In October 2021, the Company closed an IPO, in which it issued and sold 5,750,000 shares at a public offering price of $5.00 per share. In addition, at the closing of the IPO, the Company issued warrants to purchase up to 250,000 shares of common stock to designees of the placement agent. The placement agent's warrants have an exercise price of $6.25 per share and a term of five years from the date of issuance. Immediately prior to the completion of the IPO, all of the Company’s preferred stock converted into an aggregate of 4,836,867 shares of common stock and 480,415 warrants converted into 9,816 shares of common stock. The Company received gross proceeds of approximately $28.8 million as a result of the offering.
On December 1, 2021, the Company entered into a definitive securities purchase agreement for a private placement of 5,000,000 shares of common stock together with warrants to purchase 5,000,000 shares of common stock that will result in gross proceeds of approximately $31.3 million, before deducting placement offering expenses. Each share of common stock and accompanying warrant are being sold together at a combined offering price of $6.25. The warrants have a term of 5.5 years and an exercise price of $6.25 per share. The private placement is expected to close on December 6, 2021, subject to customary closing conditions.

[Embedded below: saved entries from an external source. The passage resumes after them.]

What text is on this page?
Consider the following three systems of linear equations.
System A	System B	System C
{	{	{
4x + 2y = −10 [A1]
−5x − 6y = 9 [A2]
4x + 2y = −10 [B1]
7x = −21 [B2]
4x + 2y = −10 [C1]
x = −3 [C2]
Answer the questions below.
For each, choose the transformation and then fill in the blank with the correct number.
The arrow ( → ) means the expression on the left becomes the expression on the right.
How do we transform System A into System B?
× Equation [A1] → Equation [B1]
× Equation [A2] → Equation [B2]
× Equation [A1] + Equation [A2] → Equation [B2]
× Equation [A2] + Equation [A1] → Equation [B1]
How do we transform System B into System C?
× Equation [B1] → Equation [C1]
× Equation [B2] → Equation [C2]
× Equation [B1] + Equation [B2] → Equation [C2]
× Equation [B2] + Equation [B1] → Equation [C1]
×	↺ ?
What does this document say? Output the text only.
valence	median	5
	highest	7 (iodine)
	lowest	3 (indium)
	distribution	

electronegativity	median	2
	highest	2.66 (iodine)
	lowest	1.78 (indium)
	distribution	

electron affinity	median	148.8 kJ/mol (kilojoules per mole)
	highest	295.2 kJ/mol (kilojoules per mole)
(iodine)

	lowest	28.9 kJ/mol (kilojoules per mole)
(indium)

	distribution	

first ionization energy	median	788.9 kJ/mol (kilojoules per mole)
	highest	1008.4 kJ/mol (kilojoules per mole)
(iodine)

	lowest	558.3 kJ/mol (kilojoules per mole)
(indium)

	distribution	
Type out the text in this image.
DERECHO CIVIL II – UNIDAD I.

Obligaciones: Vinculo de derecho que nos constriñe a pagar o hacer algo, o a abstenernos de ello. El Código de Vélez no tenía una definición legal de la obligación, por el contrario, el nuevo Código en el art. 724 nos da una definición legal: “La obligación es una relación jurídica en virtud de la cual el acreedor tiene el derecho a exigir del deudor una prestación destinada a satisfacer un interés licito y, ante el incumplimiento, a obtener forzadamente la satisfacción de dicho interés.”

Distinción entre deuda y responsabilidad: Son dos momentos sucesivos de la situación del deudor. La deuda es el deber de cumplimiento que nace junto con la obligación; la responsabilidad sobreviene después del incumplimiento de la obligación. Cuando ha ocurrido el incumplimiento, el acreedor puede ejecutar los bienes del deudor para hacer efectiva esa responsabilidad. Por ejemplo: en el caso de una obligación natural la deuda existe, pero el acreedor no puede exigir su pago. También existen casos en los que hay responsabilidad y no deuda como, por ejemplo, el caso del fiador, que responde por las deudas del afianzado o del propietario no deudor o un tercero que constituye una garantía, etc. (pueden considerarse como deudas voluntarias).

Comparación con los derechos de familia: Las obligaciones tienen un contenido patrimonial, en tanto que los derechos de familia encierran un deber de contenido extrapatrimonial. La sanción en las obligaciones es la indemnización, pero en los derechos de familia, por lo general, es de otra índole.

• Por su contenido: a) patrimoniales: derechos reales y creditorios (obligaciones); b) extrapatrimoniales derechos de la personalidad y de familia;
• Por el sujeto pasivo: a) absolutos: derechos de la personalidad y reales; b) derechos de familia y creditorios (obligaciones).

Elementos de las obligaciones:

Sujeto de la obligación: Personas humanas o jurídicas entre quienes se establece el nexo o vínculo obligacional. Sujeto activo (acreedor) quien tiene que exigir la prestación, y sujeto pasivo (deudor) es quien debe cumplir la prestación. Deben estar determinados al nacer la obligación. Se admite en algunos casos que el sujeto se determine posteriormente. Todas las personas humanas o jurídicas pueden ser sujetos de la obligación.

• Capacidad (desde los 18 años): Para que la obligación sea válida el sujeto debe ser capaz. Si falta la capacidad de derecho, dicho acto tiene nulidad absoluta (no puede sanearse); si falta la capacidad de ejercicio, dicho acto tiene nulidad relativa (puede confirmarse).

The Company faces risks associated with companies whose products are in development. These risks include the need for additional financing to complete its research and development, achieving its research and development
objectives, defending its intellectual property rights, recruiting and retaining skilled personnel, and dependence on key members of management, among others. In March 2020, the World Health Organization declared the outbreak of COVID-19 a global pandemic. The spread of COVID-19 during 2020 and 2021 has caused worldwide economic downturn and significant volatility in the financial markets. There is significant uncertainty as to the likely effects of this disease which may, among other things, materially impact the Company’s planned clinical trials. This pandemic or outbreak could result in difficulty securing clinical trial site locations, contract research organizations, and/or trial monitors and other critical vendors and consultants supporting the trials. In addition, outbreaks or the perception of an outbreak, near a clinical trial site location could impact the Company’s ability to enroll patients. These situations, or others associated with COVID-19, could cause delays in the Company’s clinical trial plans and could increase expected costs, all of which could have a material adverse effect on the Company’s business and its financial condition. At the current time, the Company is unable to quantify the potential effects of this pandemic on its future consolidated financial statements.